Table 2.1). This is more steeply dipping than that seen in the gneissic granite variety of the megablock section. The upper amphibolite megablock includes a foliation, oriented at 49 ± 10 (measured from the core axis; Table 2.1; Figure 2.19b) as well as a lineation oriented obliquely to the amphibolite foliation (Figure 2.19c) on dip-slip slickenside fractures (see Section 2.4.2) based on the present orientation of the core. Although the amphibolite is strongly foliated in most of the amphibolite megablock, samples RG03 (1387.51 m depth) and RG06 (1387.24 m depth) are enriched in plagioclase and contain a coarse-grained, phaneritic texture that may have been inherited from the igneous protolith (Figure 2.19d; see Section 2.3.2).
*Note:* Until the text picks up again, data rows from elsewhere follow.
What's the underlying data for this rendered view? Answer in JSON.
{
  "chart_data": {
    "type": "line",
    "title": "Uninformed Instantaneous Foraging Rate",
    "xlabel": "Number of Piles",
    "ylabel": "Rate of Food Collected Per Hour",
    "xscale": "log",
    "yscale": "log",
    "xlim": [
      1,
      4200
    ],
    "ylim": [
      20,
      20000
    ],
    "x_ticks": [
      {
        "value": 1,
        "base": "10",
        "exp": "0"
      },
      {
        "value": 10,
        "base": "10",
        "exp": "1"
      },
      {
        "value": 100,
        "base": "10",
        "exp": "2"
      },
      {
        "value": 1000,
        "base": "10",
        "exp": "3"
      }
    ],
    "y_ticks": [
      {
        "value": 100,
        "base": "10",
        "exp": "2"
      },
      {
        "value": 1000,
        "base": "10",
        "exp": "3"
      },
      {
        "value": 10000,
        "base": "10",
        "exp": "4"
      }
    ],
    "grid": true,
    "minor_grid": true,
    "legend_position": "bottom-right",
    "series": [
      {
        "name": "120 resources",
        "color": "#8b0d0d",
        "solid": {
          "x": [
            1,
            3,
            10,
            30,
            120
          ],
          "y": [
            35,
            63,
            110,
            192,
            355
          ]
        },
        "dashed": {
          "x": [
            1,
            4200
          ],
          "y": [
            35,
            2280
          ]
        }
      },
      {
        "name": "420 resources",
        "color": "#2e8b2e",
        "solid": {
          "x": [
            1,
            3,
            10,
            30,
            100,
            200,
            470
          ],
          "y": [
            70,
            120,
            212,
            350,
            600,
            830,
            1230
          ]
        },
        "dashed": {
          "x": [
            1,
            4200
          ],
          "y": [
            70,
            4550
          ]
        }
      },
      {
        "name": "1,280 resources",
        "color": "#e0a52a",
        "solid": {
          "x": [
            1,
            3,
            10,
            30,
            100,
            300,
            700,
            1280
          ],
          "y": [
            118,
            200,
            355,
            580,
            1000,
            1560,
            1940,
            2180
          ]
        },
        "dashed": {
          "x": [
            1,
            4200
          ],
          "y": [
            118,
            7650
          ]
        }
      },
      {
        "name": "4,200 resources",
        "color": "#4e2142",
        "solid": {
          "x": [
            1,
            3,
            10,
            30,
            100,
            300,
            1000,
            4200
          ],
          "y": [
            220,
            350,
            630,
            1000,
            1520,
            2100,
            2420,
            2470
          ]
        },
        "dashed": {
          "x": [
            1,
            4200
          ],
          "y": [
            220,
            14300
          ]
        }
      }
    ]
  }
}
These observations correspond with those made for the amphibolite megablock between 1386.93 m and 1387.54 m depth by Horton et al. (2009a), who interpreted the relict igneous texture to be either metagabbroic or metadioritic in nature.

Figure 2.19: Hand specimen photographs of (a) sample RG172 showing the biotite-defined foliation in the biotite schist xenoliths in the upper granite megablock, (b) sample RG02 showing the foliation in the upper amphibolite megablock that is locally cut by Cal and Qz veins, (c) sample RG176 showing the mineral lineation relative to the orientation of the core in the upper amphibolite megablock, and (d) sample RG06 showing the coarse-grained, phaneritic texture preserved in parts of the upper amphibolite megablock. Abbr.: Cal = calcite; Qz = quartz.